You need to use inclusion-exclusion:
- Start with all $9\cdot {10}^{7}$ numbers with exactly $8$ digits.
- Remove all $8\cdot {9}^{7}$ numbers not containing $5$.
- Remove all $8\cdot {9}^{7}$ numbers not containing $6$.
- Numbers containing neither $5$ nor $6$ were removed twice, so we add them once to compensate: $7\cdot {8}^{7}$.
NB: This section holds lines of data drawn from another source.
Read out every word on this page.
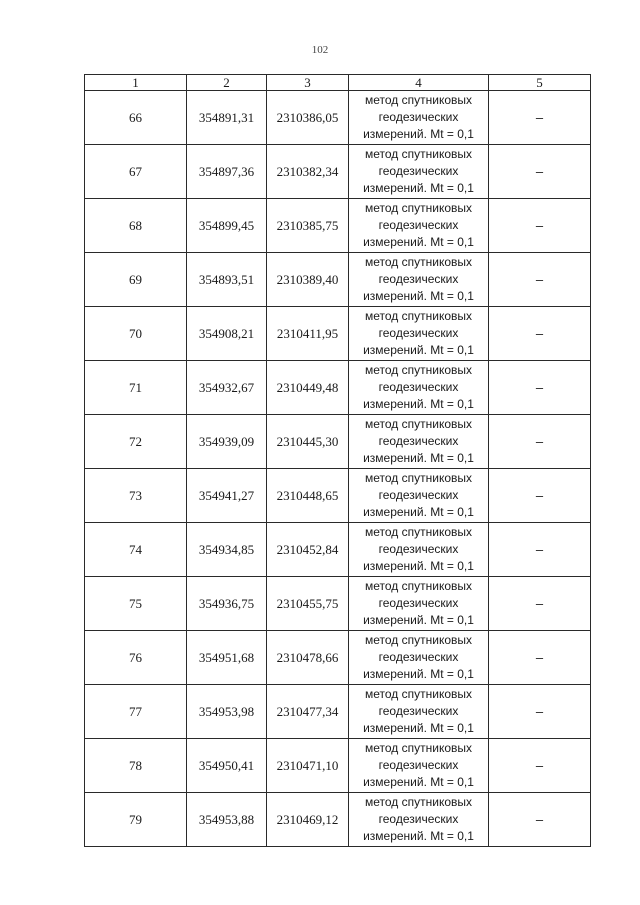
102
1	2	3	4	5
66	354891,31	2310386,05	метод спутниковых
геодезических
измерений. Mt = 0,1	–
67	354897,36	2310382,34	метод спутниковых
геодезических
измерений. Mt = 0,1	–
68	354899,45	2310385,75	метод спутниковых
геодезических
измерений. Mt = 0,1	–
69	354893,51	2310389,40	метод спутниковых
геодезических
измерений. Mt = 0,1	–
70	354908,21	2310411,95	метод спутниковых
геодезических
измерений. Mt = 0,1	–
71	354932,67	2310449,48	метод спутниковых
геодезических
измерений. Mt = 0,1	–
72	354939,09	2310445,30	метод спутниковых
геодезических
измерений. Mt = 0,1	–
73	354941,27	2310448,65	метод спутниковых
геодезических
измерений. Mt = 0,1	–
74	354934,85	2310452,84	метод спутниковых
геодезических
измерений. Mt = 0,1	–
75	354936,75	2310455,75	метод спутниковых
геодезических
измерений. Mt = 0,1	–
76	354951,68	2310478,66	метод спутниковых
геодезических
измерений. Mt = 0,1	–
77	354953,98	2310477,34	метод спутниковых
геодезических
измерений. Mt = 0,1	–
78	354950,41	2310471,10	метод спутниковых
геодезических
измерений. Mt = 0,1	–
79	354953,88	2310469,12	метод спутниковых
геодезических
измерений. Mt = 0,1	–
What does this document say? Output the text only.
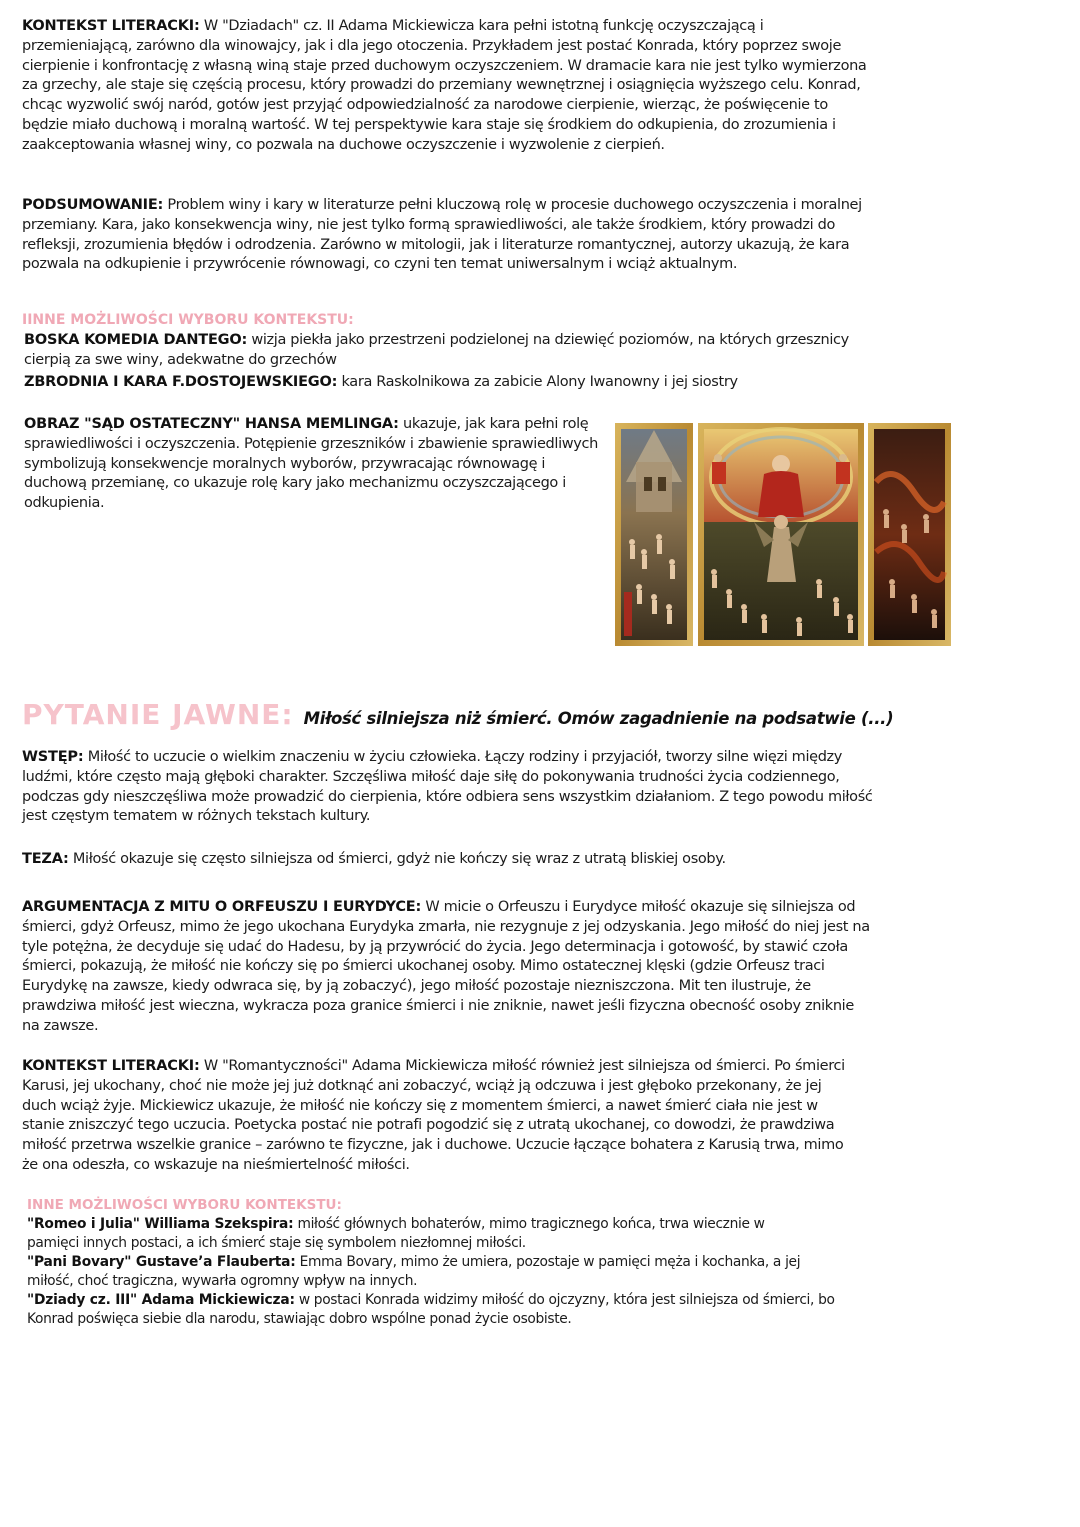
KONTEKST LITERACKI: W "Dziadach" cz. II Adama Mickiewicza kara pełni istotną funkcję oczyszczającą i przemieniającą, zarówno dla winowajcy, jak i dla jego otoczenia. Przykładem jest postać Konrada, który poprzez swoje cierpienie i konfrontację z własną winą staje przed duchowym oczyszczeniem. W dramacie kara nie jest tylko wymierzona za grzechy, ale staje się częścią procesu, który prowadzi do przemiany wewnętrznej i osiągnięcia wyższego celu. Konrad, chcąc wyzwolić swój naród, gotów jest przyjąć odpowiedzialność za narodowe cierpienie, wierząc, że poświęcenie to będzie miało duchową i moralną wartość. W tej perspektywie kara staje się środkiem do odkupienia, do zrozumienia i zaakceptowania własnej winy, co pozwala na duchowe oczyszczenie i wyzwolenie z cierpień.

PODSUMOWANIE: Problem winy i kary w literaturze pełni kluczową rolę w procesie duchowego oczyszczenia i moralnej przemiany. Kara, jako konsekwencja winy, nie jest tylko formą sprawiedliwości, ale także środkiem, który prowadzi do refleksji, zrozumienia błędów i odrodzenia. Zarówno w mitologii, jak i literaturze romantycznej, autorzy ukazują, że kara pozwala na odkupienie i przywrócenie równowagi, co czyni ten temat uniwersalnym i wciąż aktualnym.

IINNE MOŻLIWOŚCI WYBORU KONTEKSTU:

BOSKA KOMEDIA DANTEGO: wizja piekła jako przestrzeni podzielonej na dziewięć poziomów, na których grzesznicy cierpią za swe winy, adekwatne do grzechów

ZBRODNIA I KARA F.DOSTOJEWSKIEGO: kara Raskolnikowa za zabicie Alony Iwanowny i jej siostry

OBRAZ "SĄD OSTATECZNY" HANSA MEMLINGA: ukazuje, jak kara pełni rolę sprawiedliwości i oczyszczenia. Potępienie grzeszników i zbawienie sprawiedliwych symbolizują konsekwencje moralnych wyborów, przywracając równowagę i duchową przemianę, co ukazuje rolę kary jako mechanizmu oczyszczającego i odkupienia.

PYTANIE JAWNE: Miłość silniejsza niż śmierć. Omów zagadnienie na podsatwie (...)

WSTĘP: Miłość to uczucie o wielkim znaczeniu w życiu człowieka. Łączy rodziny i przyjaciół, tworzy silne więzi między ludźmi, które często mają głęboki charakter. Szczęśliwa miłość daje siłę do pokonywania trudności życia codziennego, podczas gdy nieszczęśliwa może prowadzić do cierpienia, które odbiera sens wszystkim działaniom. Z tego powodu miłość jest częstym tematem w różnych tekstach kultury.

TEZA: Miłość okazuje się często silniejsza od śmierci, gdyż nie kończy się wraz z utratą bliskiej osoby.

ARGUMENTACJA Z MITU O ORFEUSZU I EURYDYCE: W micie o Orfeuszu i Eurydyce miłość okazuje się silniejsza od śmierci, gdyż Orfeusz, mimo że jego ukochana Eurydyka zmarła, nie rezygnuje z jej odzyskania. Jego miłość do niej jest na tyle potężna, że decyduje się udać do Hadesu, by ją przywrócić do życia. Jego determinacja i gotowość, by stawić czoła śmierci, pokazują, że miłość nie kończy się po śmierci ukochanej osoby. Mimo ostatecznej klęski (gdzie Orfeusz traci Eurydykę na zawsze, kiedy odwraca się, by ją zobaczyć), jego miłość pozostaje niezniszczona. Mit ten ilustruje, że prawdziwa miłość jest wieczna, wykracza poza granice śmierci i nie zniknie, nawet jeśli fizyczna obecność osoby zniknie na zawsze.

KONTEKST LITERACKI: W "Romantyczności" Adama Mickiewicza miłość również jest silniejsza od śmierci. Po śmierci Karusi, jej ukochany, choć nie może jej już dotknąć ani zobaczyć, wciąż ją odczuwa i jest głęboko przekonany, że jej duch wciąż żyje. Mickiewicz ukazuje, że miłość nie kończy się z momentem śmierci, a nawet śmierć ciała nie jest w stanie zniszczyć tego uczucia. Poetycka postać nie potrafi pogodzić się z utratą ukochanej, co dowodzi, że prawdziwa miłość przetrwa wszelkie granice – zarówno te fizyczne, jak i duchowe. Uczucie łączące bohatera z Karusią trwa, mimo że ona odeszła, co wskazuje na nieśmiertelność miłości.

INNE MOŻLIWOŚCI WYBORU KONTEKSTU:

"Romeo i Julia" Williama Szekspira: miłość głównych bohaterów, mimo tragicznego końca, trwa wiecznie w pamięci innych postaci, a ich śmierć staje się symbolem niezłomnej miłości.

"Pani Bovary" Gustave’a Flauberta: Emma Bovary, mimo że umiera, pozostaje w pamięci męża i kochanka, a jej miłość, choć tragiczna, wywarła ogromny wpływ na innych.

"Dziady cz. III" Adama Mickiewicza: w postaci Konrada widzimy miłość do ojczyzny, która jest silniejsza od śmierci, bo Konrad poświęca siebie dla narodu, stawiając dobro wspólne ponad życie osobiste.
- In total, the result is $9\cdot {10}^{7}-2\cdot 8\cdot {9}^{7}+7\cdot {8}^{7}.$
Now let's check ourselves by seeing what happens for one-digit numbers and two-digit numbers. For one-digit numbers we get
$9-16+7=0,$
and indeed no single-digit number can contain both 5 and 6. For two-digit numbers we get
$90-144+56=2,$
and the two numbers in question are $56$ and $65$.

Felix Cohen
A different (more complicated) way to solve this is to enumerate on the possible first locations of 5 and 6, calculate explicitly how many numbers there are of this form (easy), and then summing everything up (hard). This is simpler to do if you don't care about "exactly 8 digits" (put otherwise, it's simpler to calculate the number for "up to 8 digits" and then subtract the analogous count for "up to 7 digits").